En su piso las cosas estaban ya algo mejor. Volvió a la facultad, y dedicó las tardes a estudiar y acabar de arreglar las cosas. De momento podía permitirse esperar un par de meses antes de empezar a buscar algún trabajo.
Mientras, el cuidado del calabozo se convirtió pronto en una rutina más. No era Jaime persona de darle muchas vueltas a las cosas, pero a veces le venían a la cabeza pensamientos extraños. Un día, a la hora de darles la cena, se encontró de nuevo con el presidente, y se decidió a formular una pregunta que llevaba días rondándole por la cabeza. “¿Por qué están aquí todos estos?”. El presidente le miró con una mueca entre despreciativa y burlona: “Mala gente...” Y tras un silencio acompañado de pequeñas negaciones con la cabeza, continuó: “Mala gente..., sí señor.” Aquello tranquilizó a Jaime. Ya lo suponía, pues de otro modo no estarían allí, pero oírselo decir al Presidente con esa convicción era otra cosa. Los exámenes se acercaban y quería pedirle permiso para algo especial. Se atrevió a ello. El Presidente le respondió con una gran sonrisa y dándole un manotazo en la espalda: “Por supuesto, chaval, claro que sí. Eso ni se pregunta...”
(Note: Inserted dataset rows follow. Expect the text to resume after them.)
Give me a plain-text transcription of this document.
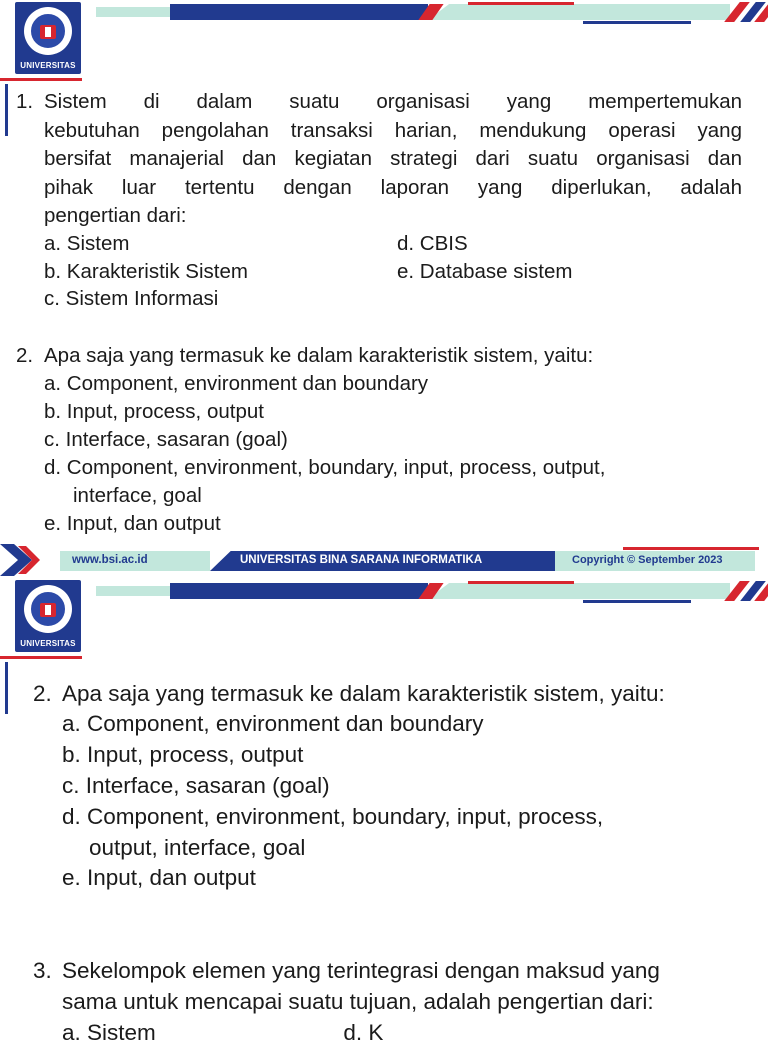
UNIVERSITAS
1. Sistem di dalam suatu organisasi yang mempertemukan
kebutuhan pengolahan transaksi harian, mendukung operasi yang
bersifat manajerial dan kegiatan strategi dari suatu organisasi dan
pihak luar tertentu dengan laporan yang diperlukan, adalah
pengertian dari:
a. Sistem
b. Karakteristik Sistem
c. Sistem Informasi
d. CBIS
e. Database sistem
2. Apa saja yang termasuk ke dalam karakteristik sistem, yaitu:
a. Component, environment dan boundary
b. Input, process, output
c. Interface, sasaran (goal)
d. Component, environment, boundary, input, process, output,
interface, goal
e. Input, dan output
www.bsi.ac.id	UNIVERSITAS BINA SARANA INFORMATIKA	Copyright © September 2023
UNIVERSITAS
2. Apa saja yang termasuk ke dalam karakteristik sistem, yaitu:
a. Component, environment dan boundary
b. Input, process, output
c. Interface, sasaran (goal)
d. Component, environment, boundary, input, process,
output, interface, goal
e. Input, dan output
3. Sekelompok elemen yang terintegrasi dengan maksud yang
sama untuk mencapai suatu tujuan, adalah pengertian dari:
a. Sistem                              d. K
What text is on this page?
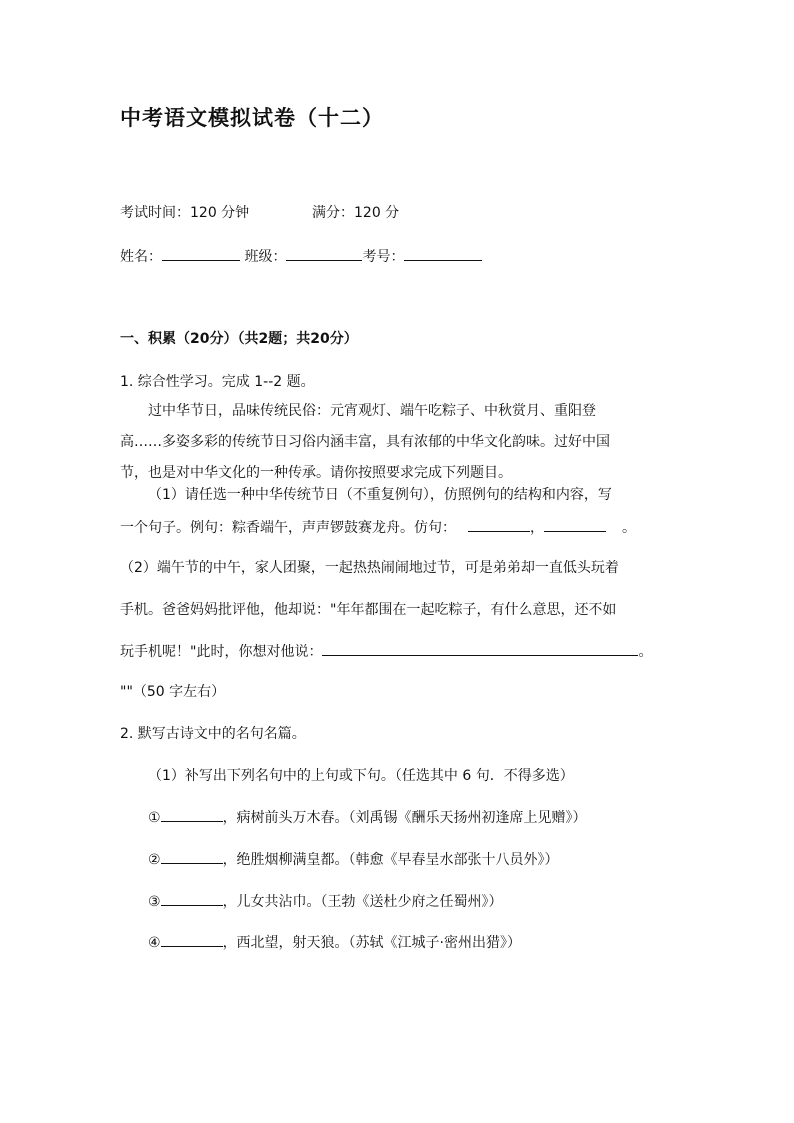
中考语文模拟试卷（十二）
考试时间：120 分钟	满分：120 分
姓名：	班级：	考号：
一、积累（20分）（共2题；共20分）
1. 综合性学习。完成 1--2 题。
过中华节日，品味传统民俗：元宵观灯、端午吃粽子、中秋赏月、重阳登
高……多姿多彩的传统节日习俗内涵丰富，具有浓郁的中华文化韵味。过好中国
节，也是对中华文化的一种传承。请你按照要求完成下列题目。
（1）请任选一种中华传统节日（不重复例句），仿照例句的结构和内容，写
一个句子。例句：粽香端午，声声锣鼓赛龙舟。仿句：	，	。
（2）端午节的中午，家人团聚，一起热热闹闹地过节，可是弟弟却一直低头玩着
手机。爸爸妈妈批评他，他却说："年年都围在一起吃粽子，有什么意思，还不如
玩手机呢！"此时，你想对他说：	。
""（50 字左右）
2. 默写古诗文中的名句名篇。
（1）补写出下列名句中的上句或下句。（任选其中 6 句．不得多选）
①	，病树前头万木春。（刘禹锡《酬乐天扬州初逢席上见赠》）
②	，绝胜烟柳满皇都。（韩愈《早春呈水部张十八员外》）
③	，儿女共沾巾。（王勃《送杜少府之任蜀州》）
④	，西北望，射天狼。（苏轼《江城子·密州出猎》）
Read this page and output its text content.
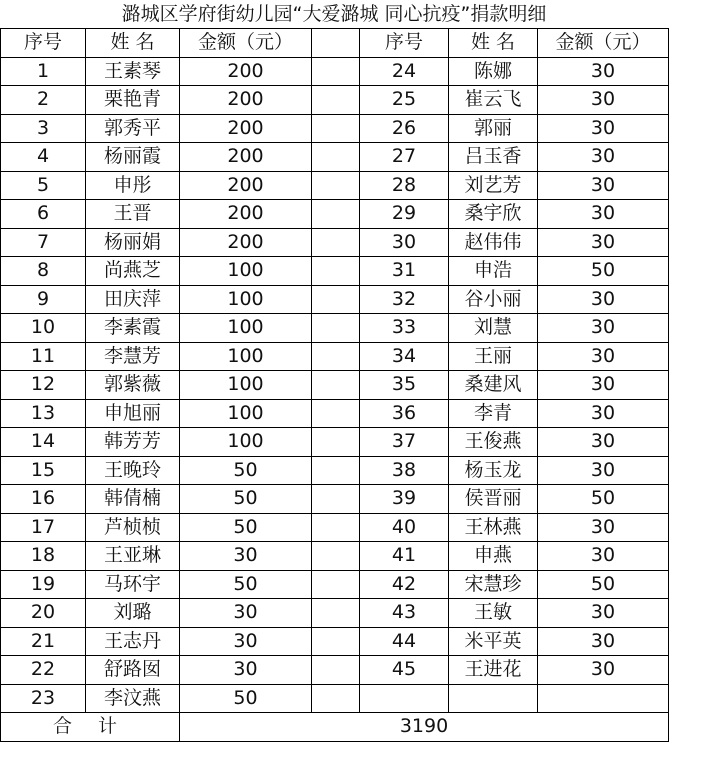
潞城区学府街幼儿园“大爱潞城 同心抗疫”捐款明细
序号	姓 名	金额（元）		序号	姓 名	金额（元）
1	王素琴	200		24	陈娜	30
2	栗艳青	200		25	崔云飞	30
3	郭秀平	200		26	郭丽	30
4	杨丽霞	200		27	吕玉香	30
5	申彤	200		28	刘艺芳	30
6	王晋	200		29	桑宇欣	30
7	杨丽娟	200		30	赵伟伟	30
8	尚燕芝	100		31	申浩	50
9	田庆萍	100		32	谷小丽	30
10	李素霞	100		33	刘慧	30
11	李慧芳	100		34	王丽	30
12	郭紫薇	100		35	桑建风	30
13	申旭丽	100		36	李青	30
14	韩芳芳	100		37	王俊燕	30
15	王晚玲	50		38	杨玉龙	30
16	韩倩楠	50		39	侯晋丽	50
17	芦桢桢	50		40	王林燕	30
18	王亚琳	30		41	申燕	30
19	马环宇	50		42	宋慧珍	50
20	刘璐	30		43	王敏	30
21	王志丹	30		44	米平英	30
22	舒路囡	30		45	王进花	30
23	李汶燕	50				
合 计		3190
Jaime subió a su piso pudiendo apenas contener la alegría. De detrás de las cajas con las cosas de limpieza sacó la bolsa negra y la llevó al comedor. Sobre la mesa, la abrió y extendió los instrumentos sobre un paño negro. Estaban limpios y resplandecientes. El brillo hería los ojos. Luego fue a buscar un palillo y, sentado en una silla, se dedicó metódicamente a limpiarse las uñas. En eso Jaime era muy suyo, la higiene para un médico es esencial. Ya se ensuciarían bastante luego. Repasó el material una vez más y le pareció apreciar en las tenacillas una pequeña mancha parduzca que se apresuró a frotar con un paño de cocina. Guardó de nuevo el material quirúrgico en la bolsa, cogió también una antigua edición del “Gray’s Anatomy” y, alborozado, fue hacía la puerta. Después de todo, tener responsabilidades tenía sus compensaciones.